Doch das Tagging ist weniger ein organisatorischer oder technischer, sondern eher ein sozialer Ansatz der Datenstrukturierung. So entstand daraus der Kunstbegriff der "Folksonomy" (der englische Eintrag bei Wikipedia ist etwas ausführlicher als der deutsche). Denn auch andere Nutzerinnen und Nutzer können an eine Information einen Tag anfügen und so einerseits zur besseren, breiteren Beschlagwortung beitragen oder für sich selber eigene Gruppen von interessierenden Inhalten zusammenfügen.
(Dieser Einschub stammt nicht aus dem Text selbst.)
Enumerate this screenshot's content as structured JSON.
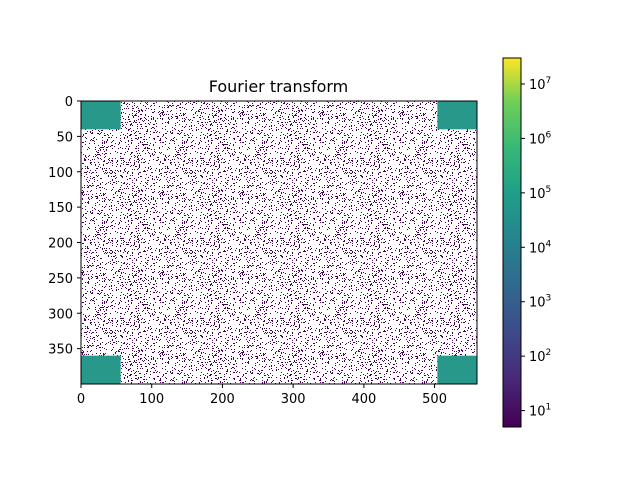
{
  "chart_data": {
    "type": "heatmap",
    "title": "Fourier transform",
    "xlabel": "",
    "ylabel": "",
    "image_shape": [
      400,
      560
    ],
    "xlim": [
      0,
      560
    ],
    "ylim": [
      400,
      0
    ],
    "x_ticks": [
      0,
      100,
      200,
      300,
      400,
      500
    ],
    "y_ticks": [
      0,
      50,
      100,
      150,
      200,
      250,
      300,
      350
    ],
    "colormap": "viridis",
    "colorbar": {
      "scale": "log",
      "range": [
        5,
        30000000
      ],
      "ticks": [
        {
          "value": 10,
          "label": "10",
          "exp": "1"
        },
        {
          "value": 100,
          "label": "10",
          "exp": "2"
        },
        {
          "value": 1000,
          "label": "10",
          "exp": "3"
        },
        {
          "value": 10000,
          "label": "10",
          "exp": "4"
        },
        {
          "value": 100000,
          "label": "10",
          "exp": "5"
        },
        {
          "value": 1000000,
          "label": "10",
          "exp": "6"
        },
        {
          "value": 10000000,
          "label": "10",
          "exp": "7"
        }
      ]
    },
    "regions": [
      {
        "name": "top-left",
        "x": [
          0,
          56
        ],
        "y": [
          0,
          40
        ],
        "level": 50000
      },
      {
        "name": "top-right",
        "x": [
          504,
          560
        ],
        "y": [
          0,
          40
        ],
        "level": 50000
      },
      {
        "name": "bottom-left",
        "x": [
          0,
          56
        ],
        "y": [
          360,
          400
        ],
        "level": 50000
      },
      {
        "name": "bottom-right",
        "x": [
          504,
          560
        ],
        "y": [
          360,
          400
        ],
        "level": 50000
      }
    ],
    "background": "sparse low values (~10) scattered over white (masked) area"
  }
}
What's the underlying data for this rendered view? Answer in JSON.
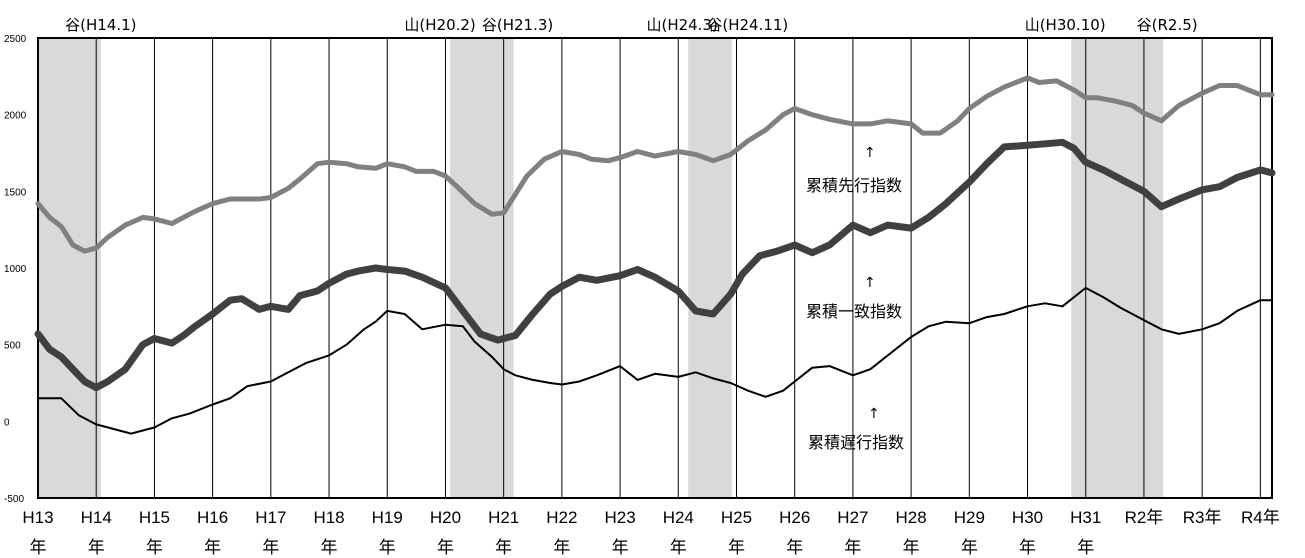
{
  "chart_data": {
    "type": "line",
    "xlabel": "",
    "ylabel": "",
    "ylim": [
      -500,
      2500
    ],
    "y_ticks": [
      "2500",
      "2000",
      "1500",
      "1000",
      "500",
      "0",
      "-500"
    ],
    "x_tick_labels": [
      "H13",
      "H14",
      "H15",
      "H16",
      "H17",
      "H18",
      "H19",
      "H20",
      "H21",
      "H22",
      "H23",
      "H24",
      "H25",
      "H26",
      "H27",
      "H28",
      "H29",
      "H30",
      "H31",
      "R2年",
      "R3年",
      "R4年"
    ],
    "x_tick_nen": [
      "年",
      "年",
      "年",
      "年",
      "年",
      "年",
      "年",
      "年",
      "年",
      "年",
      "年",
      "年",
      "年",
      "年",
      "年",
      "年",
      "年",
      "年",
      "年",
      "",
      "",
      ""
    ],
    "x_range": [
      2001,
      2022.2
    ],
    "gridlines": "vertical-yearly",
    "shaded_periods": [
      {
        "start": 2001.0,
        "end": 2002.08
      },
      {
        "start": 2008.08,
        "end": 2009.17
      },
      {
        "start": 2012.17,
        "end": 2012.92
      },
      {
        "start": 2018.75,
        "end": 2020.33
      }
    ],
    "cycle_labels": [
      "谷(H14.1)",
      "山(H20.2)",
      "谷(H21.3)",
      "山(H24.3)",
      "谷(H24.11)",
      "山(H30.10)",
      "谷(R2.5)"
    ],
    "cycle_label_dates": [
      2002.08,
      2008.08,
      2009.17,
      2012.17,
      2012.92,
      2018.75,
      2020.33
    ],
    "series": [
      {
        "name": "累積先行指数",
        "color": "#808080",
        "x": [
          2001.0,
          2001.2,
          2001.4,
          2001.6,
          2001.8,
          2002.0,
          2002.2,
          2002.5,
          2002.8,
          2003.0,
          2003.3,
          2003.5,
          2003.7,
          2004.0,
          2004.3,
          2004.5,
          2004.8,
          2005.0,
          2005.3,
          2005.5,
          2005.8,
          2006.0,
          2006.3,
          2006.5,
          2006.8,
          2007.0,
          2007.3,
          2007.5,
          2007.8,
          2008.0,
          2008.2,
          2008.5,
          2008.8,
          2009.0,
          2009.2,
          2009.4,
          2009.7,
          2010.0,
          2010.3,
          2010.5,
          2010.8,
          2011.0,
          2011.3,
          2011.6,
          2012.0,
          2012.3,
          2012.6,
          2012.9,
          2013.2,
          2013.5,
          2013.8,
          2014.0,
          2014.3,
          2014.6,
          2015.0,
          2015.3,
          2015.6,
          2016.0,
          2016.2,
          2016.5,
          2016.8,
          2017.0,
          2017.3,
          2017.6,
          2018.0,
          2018.2,
          2018.5,
          2018.8,
          2019.0,
          2019.2,
          2019.5,
          2019.8,
          2020.0,
          2020.3,
          2020.6,
          2021.0,
          2021.3,
          2021.6,
          2022.0,
          2022.2
        ],
        "values": [
          1420,
          1330,
          1270,
          1150,
          1110,
          1130,
          1200,
          1280,
          1330,
          1320,
          1290,
          1330,
          1370,
          1420,
          1450,
          1450,
          1450,
          1460,
          1520,
          1580,
          1680,
          1690,
          1680,
          1660,
          1650,
          1680,
          1660,
          1630,
          1630,
          1600,
          1530,
          1420,
          1350,
          1360,
          1480,
          1600,
          1710,
          1760,
          1740,
          1710,
          1700,
          1720,
          1760,
          1730,
          1760,
          1740,
          1700,
          1740,
          1830,
          1900,
          2000,
          2040,
          2000,
          1970,
          1940,
          1940,
          1960,
          1940,
          1880,
          1880,
          1960,
          2040,
          2120,
          2180,
          2240,
          2210,
          2220,
          2160,
          2110,
          2110,
          2090,
          2060,
          2010,
          1960,
          2060,
          2140,
          2190,
          2190,
          2130,
          2130
        ],
        "line_width": 5
      },
      {
        "name": "累積一致指数",
        "color": "#404040",
        "x": [
          2001.0,
          2001.2,
          2001.4,
          2001.6,
          2001.8,
          2002.0,
          2002.2,
          2002.5,
          2002.8,
          2003.0,
          2003.3,
          2003.5,
          2003.7,
          2004.0,
          2004.3,
          2004.5,
          2004.8,
          2005.0,
          2005.3,
          2005.5,
          2005.8,
          2006.0,
          2006.3,
          2006.5,
          2006.8,
          2007.0,
          2007.3,
          2007.6,
          2008.0,
          2008.3,
          2008.6,
          2008.9,
          2009.2,
          2009.5,
          2009.8,
          2010.0,
          2010.3,
          2010.6,
          2011.0,
          2011.3,
          2011.6,
          2012.0,
          2012.3,
          2012.6,
          2012.9,
          2013.1,
          2013.4,
          2013.7,
          2014.0,
          2014.3,
          2014.6,
          2015.0,
          2015.3,
          2015.6,
          2016.0,
          2016.3,
          2016.6,
          2017.0,
          2017.3,
          2017.6,
          2018.0,
          2018.3,
          2018.6,
          2018.8,
          2019.0,
          2019.3,
          2019.6,
          2020.0,
          2020.3,
          2020.6,
          2021.0,
          2021.3,
          2021.6,
          2022.0,
          2022.2
        ],
        "values": [
          570,
          470,
          420,
          340,
          260,
          220,
          260,
          340,
          500,
          540,
          510,
          560,
          620,
          700,
          790,
          800,
          730,
          750,
          730,
          820,
          850,
          900,
          960,
          980,
          1000,
          990,
          980,
          940,
          870,
          720,
          570,
          530,
          560,
          700,
          830,
          880,
          940,
          920,
          950,
          990,
          940,
          850,
          720,
          700,
          830,
          960,
          1080,
          1110,
          1150,
          1100,
          1150,
          1280,
          1230,
          1280,
          1260,
          1330,
          1420,
          1560,
          1680,
          1790,
          1800,
          1810,
          1820,
          1780,
          1690,
          1640,
          1580,
          1500,
          1400,
          1450,
          1510,
          1530,
          1590,
          1640,
          1620
        ],
        "line_width": 7
      },
      {
        "name": "累積遅行指数",
        "color": "#000000",
        "x": [
          2001.0,
          2001.4,
          2001.7,
          2002.0,
          2002.3,
          2002.6,
          2002.8,
          2003.0,
          2003.3,
          2003.6,
          2004.0,
          2004.3,
          2004.6,
          2005.0,
          2005.3,
          2005.6,
          2006.0,
          2006.3,
          2006.6,
          2006.8,
          2007.0,
          2007.3,
          2007.6,
          2008.0,
          2008.3,
          2008.5,
          2008.8,
          2009.0,
          2009.2,
          2009.5,
          2009.8,
          2010.0,
          2010.3,
          2010.6,
          2011.0,
          2011.3,
          2011.6,
          2012.0,
          2012.3,
          2012.6,
          2012.9,
          2013.2,
          2013.5,
          2013.8,
          2014.0,
          2014.3,
          2014.6,
          2015.0,
          2015.3,
          2015.6,
          2016.0,
          2016.3,
          2016.6,
          2017.0,
          2017.3,
          2017.6,
          2018.0,
          2018.3,
          2018.6,
          2019.0,
          2019.3,
          2019.6,
          2020.0,
          2020.3,
          2020.6,
          2021.0,
          2021.3,
          2021.6,
          2022.0,
          2022.2
        ],
        "values": [
          150,
          150,
          40,
          -20,
          -50,
          -80,
          -60,
          -40,
          20,
          50,
          110,
          150,
          230,
          260,
          320,
          380,
          430,
          500,
          600,
          650,
          720,
          700,
          600,
          630,
          620,
          520,
          420,
          340,
          300,
          270,
          250,
          240,
          260,
          300,
          360,
          270,
          310,
          290,
          320,
          280,
          250,
          200,
          160,
          200,
          260,
          350,
          360,
          300,
          340,
          430,
          550,
          620,
          650,
          640,
          680,
          700,
          750,
          770,
          750,
          870,
          810,
          740,
          660,
          600,
          570,
          600,
          640,
          720,
          790,
          790
        ],
        "line_width": 2
      }
    ]
  }
}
Das Tagging ist somit weitaus flexibler einsetzbar als Strukturierungselement als bestehende, logische Gliederungssysteme.

Noch einmal: wie sollen diese wilden, unkontrollierten Tags dazu beitragen, genauer und schneller Informationen zu finden? Auch wenn man nicht genau das Stichwort trifft, so gibt es doch über Doppeleintragungen (zum Beispiel ein Artikel, der sowohl mit Atom- als auch mit Kernkraft "getaggt" wird), die Verbindungen zwischen Stichworten herstellen können. Kombiniert mit herkömmlichen Volltext-Suchmöglichkeiten gibt es hier durchaus Potential, die Suchgenauigkeit zu erhöhen. (Vergleiche dazu auch die die Dissertation Metadaten-Management für kooperative Anwendungen von Ulrike Steffens, die versucht, integrative Metadatenmodelle und flexible Algorithmen zu kombinieren, um trotz unterschiedlicher Voraussetzungen bei den Beteiligten kollaborative Arbeitsformen im Internet zu ermöglichen.)